Bertempat di Kantor Kominfo, Jalan Medan Merdeka Barat, Senin (5/6/2017), Komisi Fatwa Majelis Ulama Indonesia (MUI) menyampaikan fatwa tentang pedoman penggunaan media sosial (Medsos).

Seperti dilansir dari detikINET, ada sejumlah hal yang diharamkan kalau dilakukan di medsos. Salah satu poinnya adalah penyebaran permusuhan.

Pada acara diskusi publik dan konferensi pers fatwa MUI hukum dan pedoman bermuamalah melalui medsos tersebut, Sekretaris MUI Asrorun Ni’am Sholeh membacakan dokumen fatwa mengenai penggunaan medsos. Hadir pula pada acara itu Ketum MUI Ma’ruf Amin dan Menkominfo Rudiantara.

“Setiap muslim yang bermuamalah (bersosialisasi) melalui medsos diharamkan untuk melakukan ghibah (penyampaian informasi spesifik ke suatu pihak yang tidak disukai), fitnah, namimah (adu domba) dan penyebaran permusuhan,” jelas Asrorun seperti dikutip dari detikINET.

Asrorun juga menambahkan mengenai aksi bullyin, ucapan kebencian dan permusuhan yang berdasarkan atas suku, agama, ras serta antar golongan termasuk yang diharamkan. Apalagi menyebarkan hoax dan informasi bohong.

Pada kesempatan itu, Asrorun menjelaskan juga mengenai larangan untuk mengolah, mendistribusikan dan membuat akses untuk informasi bohong untuk masyarakat. Sama halnya dengan mengirimkan ke khalayak ramai informasi yang sifatnya hoax. Termasuk juga mencari tahu kejelekan, aib dan menggunjingkan seseorang.

“Memproduksi atau menyebarkan informasi yang bertujuan untuk membenarkan yang salah atau menyalahkan yang benar hukumnya haram. Juga menyebarkan konten yang sifatnya pribadi ke khalayak padahal konten itu tidak patut juga haram,” jelasnya.
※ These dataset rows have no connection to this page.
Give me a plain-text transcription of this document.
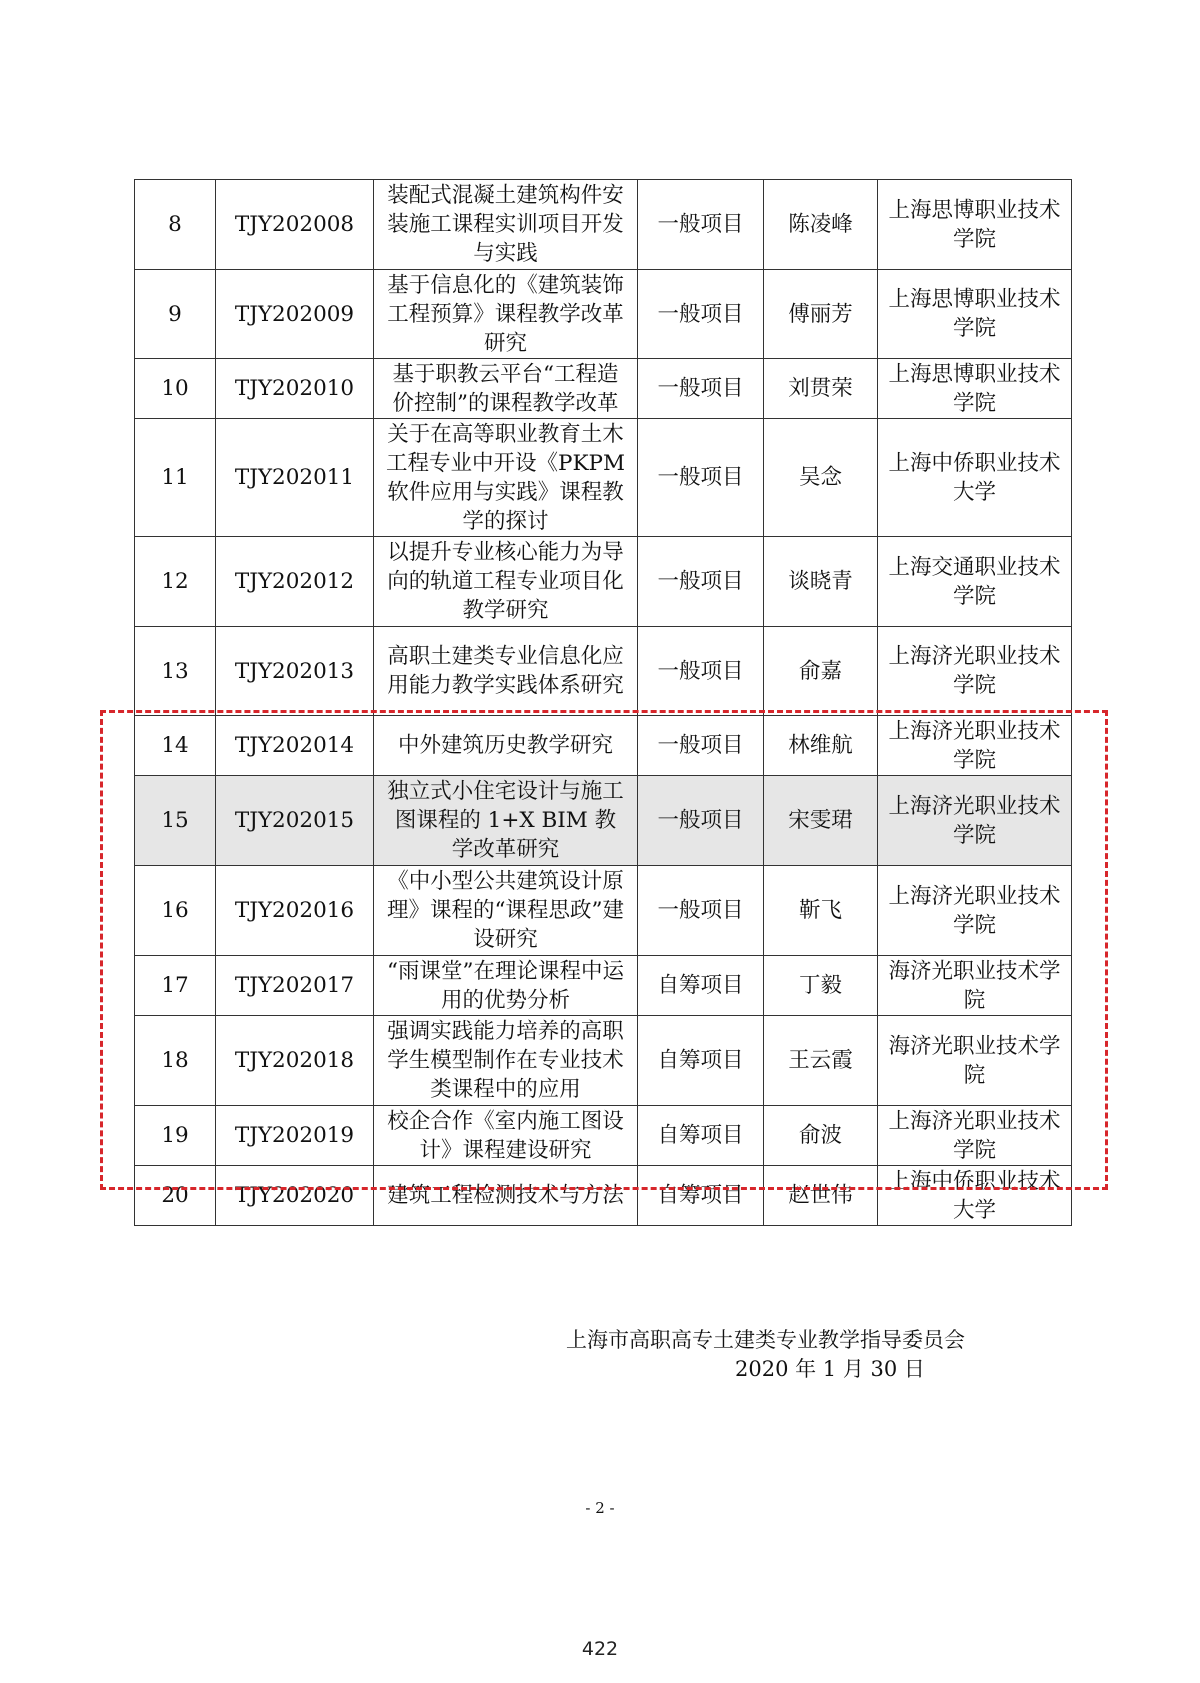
8	TJY202008	装配式混凝土建筑构件安装施工课程实训项目开发与实践	一般项目	陈凌峰	上海思博职业技术学院
9	TJY202009	基于信息化的《建筑装饰工程预算》课程教学改革研究	一般项目	傅丽芳	上海思博职业技术学院
10	TJY202010	基于职教云平台“工程造价控制”的课程教学改革	一般项目	刘贯荣	上海思博职业技术学院
11	TJY202011	关于在高等职业教育土木工程专业中开设《PKPM 软件应用与实践》课程教学的探讨	一般项目	吴念	上海中侨职业技术大学
12	TJY202012	以提升专业核心能力为导向的轨道工程专业项目化教学研究	一般项目	谈晓青	上海交通职业技术学院
13	TJY202013	高职土建类专业信息化应用能力教学实践体系研究	一般项目	俞嘉	上海济光职业技术学院
14	TJY202014	中外建筑历史教学研究	一般项目	林维航	上海济光职业技术学院
15	TJY202015	独立式小住宅设计与施工图课程的 1+X BIM 教学改革研究	一般项目	宋雯珺	上海济光职业技术学院
16	TJY202016	《中小型公共建筑设计原理》课程的“课程思政”建设研究	一般项目	靳飞	上海济光职业技术学院
17	TJY202017	“雨课堂”在理论课程中运用的优势分析	自筹项目	丁毅	海济光职业技术学院
18	TJY202018	强调实践能力培养的高职学生模型制作在专业技术类课程中的应用	自筹项目	王云霞	海济光职业技术学院
19	TJY202019	校企合作《室内施工图设计》课程建设研究	自筹项目	俞波	上海济光职业技术学院
20	TJY202020	建筑工程检测技术与方法	自筹项目	赵世伟	上海中侨职业技术大学
上海市高职高专土建类专业教学指导委员会
2020 年 1 月 30 日
- 2 -
422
“Terakhir aktifitas buzzer di medsos yang menjadikan penyediaan informasi berisi hoax, ghibah dan hal lain yang sejenis sebagai profesi memperoleh keuntungan baik ekonomi maupun non ekonomi hukumnya haram. Demikian juga orang yang menyuruh atau mendukung jasa dan orang yang memfasilitasinya juga diharamkan,” pungkasnya.
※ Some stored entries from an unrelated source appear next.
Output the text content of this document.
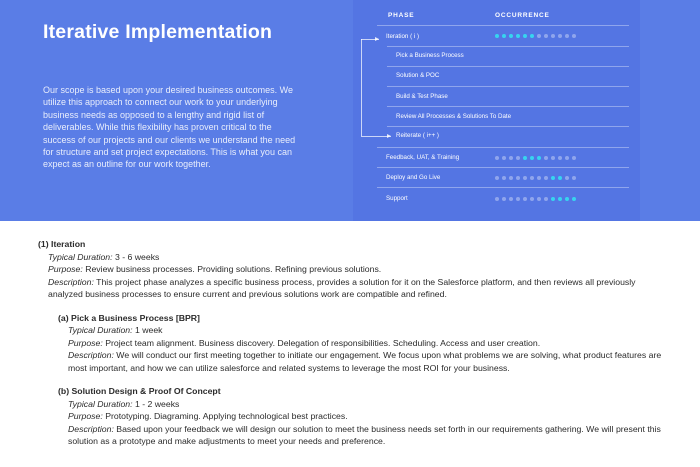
Iterative Implementation
Our scope is based upon your desired business outcomes. We utilize this approach to connect our work to your underlying business needs as opposed to a lengthy and rigid list of deliverables. While this flexibility has proven critical to the success of our projects and our clients we understand the need for structure and set project expectations. This is what you can expect as an outline for our work together.
PHASE	OCCURRENCE
Iteration ( i )
Pick a Business Process
Solution & POC
Build & Test Phase
Review All Processes & Solutions To Date
Reiterate ( i++ )
Feedback, UAT, & Training
Deploy and Go Live
Support
(1) Iteration
Typical Duration: 3 - 6 weeks
Purpose: Review business processes. Providing solutions. Refining previous solutions.
Description: This project phase analyzes a specific business process, provides a solution for it on the Salesforce platform, and then reviews all previously analyzed business processes to ensure current and previous solutions work are compatible and refined.
(a) Pick a Business Process [BPR]
Typical Duration: 1 week
Purpose: Project team alignment. Business discovery. Delegation of responsibilities. Scheduling. Access and user creation.
Description: We will conduct our first meeting together to initiate our engagement. We focus upon what problems we are solving, what product features are most important, and how we can utilize salesforce and related systems to leverage the most ROI for your business.
(b) Solution Design & Proof Of Concept
Typical Duration: 1 - 2 weeks
Purpose: Prototyping. Diagraming. Applying technological best practices.
Description: Based upon your feedback we will design our solution to meet the business needs set forth in our requirements gathering. We will present this solution as a prototype and make adjustments to meet your needs and preference.
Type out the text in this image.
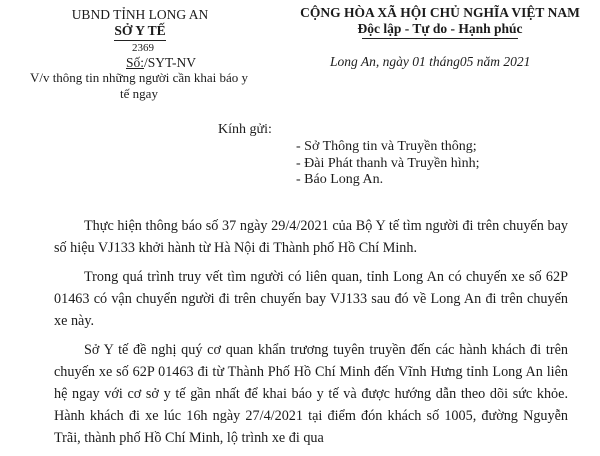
UBND TỈNH LONG AN
SỞ Y TẾ
CỘNG HÒA XÃ HỘI CHỦ NGHĨA VIỆT NAM
Độc lập - Tự do - Hạnh phúc
2369
Số:/SYT-NV
V/v thông tin những người cần khai báo y tế ngay
Long An, ngày 01 tháng05 năm 2021
Kính gửi:
- Sở Thông tin và Truyền thông;
- Đài Phát thanh và Truyền hình;
- Báo Long An.

Thực hiện thông báo số 37 ngày 29/4/2021 của Bộ Y tế tìm người đi trên chuyến bay số hiệu VJ133 khởi hành từ Hà Nội đi Thành phố Hồ Chí Minh.

Trong quá trình truy vết tìm người có liên quan, tỉnh Long An có chuyến xe số 62P 01463 có vận chuyển người đi trên chuyến bay VJ133 sau đó về Long An đi trên chuyến xe này.

Sở Y tế đề nghị quý cơ quan khẩn trương tuyên truyền đến các hành khách đi trên chuyến xe số 62P 01463 đi từ Thành Phố Hồ Chí Minh đến Vĩnh Hưng tỉnh Long An liên hệ ngay với cơ sở y tế gần nhất để khai báo y tế và được hướng dẫn theo dõi sức khỏe. Hành khách đi xe lúc 16h ngày 27/4/2021 tại điểm đón khách số 1005, đường Nguyễn Trãi, thành phố Hồ Chí Minh, lộ trình xe đi qua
Didalam fatwa tersebut juga disampaikan mengenai pedoman untuk melakukan verifikasi konten. Jadi apabila seseorang menerima berita ataupun informasi baik itu positif ataupun negatif dari medsos, ada baiknya tidak langsung menyebarkan sebelum melakukan verifikasi atau proses tabayyun serta memastikan manfaatnya.
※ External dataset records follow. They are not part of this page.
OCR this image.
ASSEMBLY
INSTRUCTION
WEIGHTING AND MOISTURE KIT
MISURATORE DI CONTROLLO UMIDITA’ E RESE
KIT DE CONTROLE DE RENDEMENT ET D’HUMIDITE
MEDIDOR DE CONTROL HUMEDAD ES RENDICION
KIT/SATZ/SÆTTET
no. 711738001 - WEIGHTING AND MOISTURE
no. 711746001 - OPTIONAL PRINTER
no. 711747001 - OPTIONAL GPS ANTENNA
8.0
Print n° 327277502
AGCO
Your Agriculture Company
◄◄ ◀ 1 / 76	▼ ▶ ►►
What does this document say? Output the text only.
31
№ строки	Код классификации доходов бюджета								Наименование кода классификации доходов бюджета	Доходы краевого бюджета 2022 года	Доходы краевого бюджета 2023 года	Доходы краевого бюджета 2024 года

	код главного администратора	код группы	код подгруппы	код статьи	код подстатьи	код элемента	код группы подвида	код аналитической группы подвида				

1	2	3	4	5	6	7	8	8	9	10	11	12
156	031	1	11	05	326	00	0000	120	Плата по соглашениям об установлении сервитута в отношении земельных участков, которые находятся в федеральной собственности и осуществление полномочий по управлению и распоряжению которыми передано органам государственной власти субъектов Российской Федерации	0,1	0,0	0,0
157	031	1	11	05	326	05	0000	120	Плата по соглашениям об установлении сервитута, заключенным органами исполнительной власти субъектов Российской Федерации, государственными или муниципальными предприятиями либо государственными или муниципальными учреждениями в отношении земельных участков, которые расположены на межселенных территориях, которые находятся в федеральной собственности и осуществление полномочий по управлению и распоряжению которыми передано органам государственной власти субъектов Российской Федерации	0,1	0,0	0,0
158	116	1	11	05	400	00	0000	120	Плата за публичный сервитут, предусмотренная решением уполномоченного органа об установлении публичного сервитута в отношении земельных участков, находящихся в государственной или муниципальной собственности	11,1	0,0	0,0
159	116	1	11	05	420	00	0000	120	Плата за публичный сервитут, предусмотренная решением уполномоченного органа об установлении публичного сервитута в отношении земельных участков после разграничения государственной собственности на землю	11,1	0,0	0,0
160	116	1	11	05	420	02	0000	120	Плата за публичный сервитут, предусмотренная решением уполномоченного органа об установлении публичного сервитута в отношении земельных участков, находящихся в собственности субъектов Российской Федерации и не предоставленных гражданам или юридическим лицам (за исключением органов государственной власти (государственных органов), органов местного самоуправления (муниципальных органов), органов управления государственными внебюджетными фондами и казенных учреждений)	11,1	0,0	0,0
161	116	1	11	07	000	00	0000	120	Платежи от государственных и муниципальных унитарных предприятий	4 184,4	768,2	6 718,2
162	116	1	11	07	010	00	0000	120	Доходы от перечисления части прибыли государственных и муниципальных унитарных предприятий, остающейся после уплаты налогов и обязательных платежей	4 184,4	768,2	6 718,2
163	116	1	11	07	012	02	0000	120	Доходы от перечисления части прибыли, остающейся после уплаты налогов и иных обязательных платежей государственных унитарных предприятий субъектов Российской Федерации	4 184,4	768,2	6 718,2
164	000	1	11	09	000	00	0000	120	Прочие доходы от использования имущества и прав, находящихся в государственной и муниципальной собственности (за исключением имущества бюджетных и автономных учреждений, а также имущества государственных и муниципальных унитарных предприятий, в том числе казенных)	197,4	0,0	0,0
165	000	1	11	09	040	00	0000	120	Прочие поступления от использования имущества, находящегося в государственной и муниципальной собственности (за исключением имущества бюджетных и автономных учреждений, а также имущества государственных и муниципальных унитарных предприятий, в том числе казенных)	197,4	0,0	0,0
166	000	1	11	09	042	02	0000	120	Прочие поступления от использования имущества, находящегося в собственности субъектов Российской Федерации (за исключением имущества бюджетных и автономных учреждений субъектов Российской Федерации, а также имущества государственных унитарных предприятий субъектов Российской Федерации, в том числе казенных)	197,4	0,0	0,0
Proses tabayyun terhadap konten/informasi bisa dilakukan dengan langkah-langkah berikut ini:

  1. Dipastikan aspek sumber informasi (sanad)nya, yang meliputi kepribadian, reputasi, kelayakan dan keterpercayaannya.
  2. Dipastikan aspek kebenaran konten (matan)nya, yang meliputi isi dan maksudnya.
  3. Dipastikan konteks tempat dan waktu serta latar belakang saat informasi tersebut disampaikan.

Cara memastikan kebenaran informasi antara lain bisa dilakukan dengan cara-cara berikut ini:

  1. Bertanya kepada sumber informasi jika diketahui
  2. Permintaan klarifikasi kepada pihak-pihak yang memiliki otoritas dan kompetensi.

Upaya tabayyun dilakukan secara tertutup kepada pihak yang terkait, tidak dilakukan secara terbuka di ranah publik (seperti melalui group media sosial), yang bisa menyebabkan konten/informasi yang belum jelas kebenarannya tersebut beredar luar ke publik.

Konten/informasi yang berisi pujian, sanjungan, dan atau hal-hal positif tentang seseorang atau kelompok belum tentu benar, karenanya juga harus dilakukan tabayyun.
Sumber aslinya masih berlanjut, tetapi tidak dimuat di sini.